Вскоре я начал думать, что он никогда не уедет обратно в Штаты. И почему она застряла в Дублине? Почему то есть откладывались наши поездки, поиски его корней? Она бесследно исчезала на неделю, и когда я спрашивал, где ее черти носили, чем она занималась — не знает она, что ли, что мне без нее одиноко и тревожно? — она надменно щурила свои голубые глаза и говорила: «Дела». Мне, конечно, мерещилась только одна причина ее отлучек, хотя он, собственно, пропадал сам по себе; я надеялся, что он наконец-то уехал, а потом встречал его на улице, один раз в темных очках, и когда я помахал ему рукой, он меня не заметил — или притворился, что не замечает. Однажды она все-таки вернулась с открытием. На кладбище в Корке, почему-то называемом Ботанический Сад, она обнаружила могильную плиту некоего Джеймса Янгера и его возлюбленной жены Брайди; а в кладбищенском архиве отыскались данные об их местожительстве и происхождении, годы рождения и смерти: 1870–1946 и 1875–1945. Я сразу понял значение этих дат; оказалось, что она его тоже понимает. Она объяснила в открытую:

— Мы очень близко подошли к младенчеству отца нашего Боба-два, Джимми Янгера. Как ты, наверно, помнишь, его отправили в Ирландию к деду с бабкой, и он прожил у них до конца войны, до 45-го. Брайди Янгер умерла, заметим, в 45-м. Муж ее — годом позже. Куда было девать мальчонку? Старик Стивен говорил, что он взял его к себе — «естественно», раз Джимми, по его словам, его собственный сын от Кристабел Ли.

— И ты ему веришь?

— Да нет, верить выдумкам Стивена уже не приходится, но дело за доказательствами. Надгробие деда и бабки Джимми само по себе мало что доказывает.

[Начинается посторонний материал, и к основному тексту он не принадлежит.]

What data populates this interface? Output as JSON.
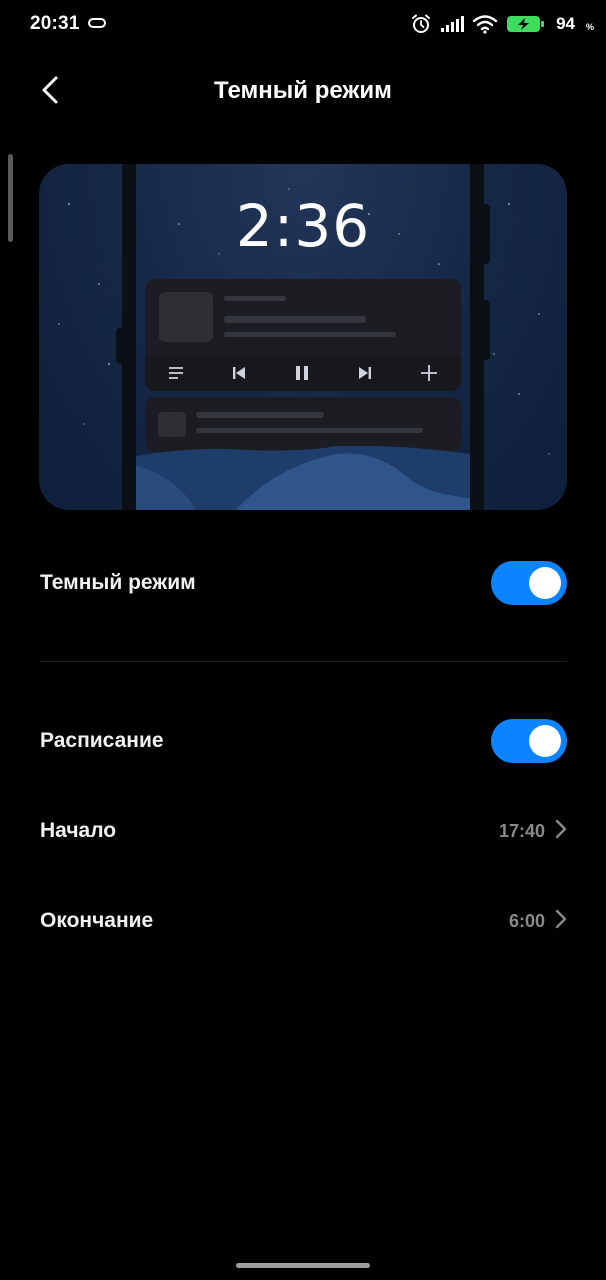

— А почем ты знаешь, что под этой могильной плитой лежат те самые Янгеры?

— Я просмотрела отчетность по Акту об обязательной прививке оспы за 1863–1879 годы. Деду эта обязательная прививка была сделана в городе Лисморе на Блэкуотере, то есть, сам понимаешь, совсем неподалеку от Каслтаунроша. Я прогостила там в свое удовольствие денек-другой, расспрашивая о Янгерах. И надумала заодно уж проверить в Корке, была ли оспа привита малышу Джимми Янгеру.

— Оспа ему не была привита, — вдруг проронил я.

— Как ты сказал? — встрепенулась она.

— Я спросил. Оспа ему не была привита?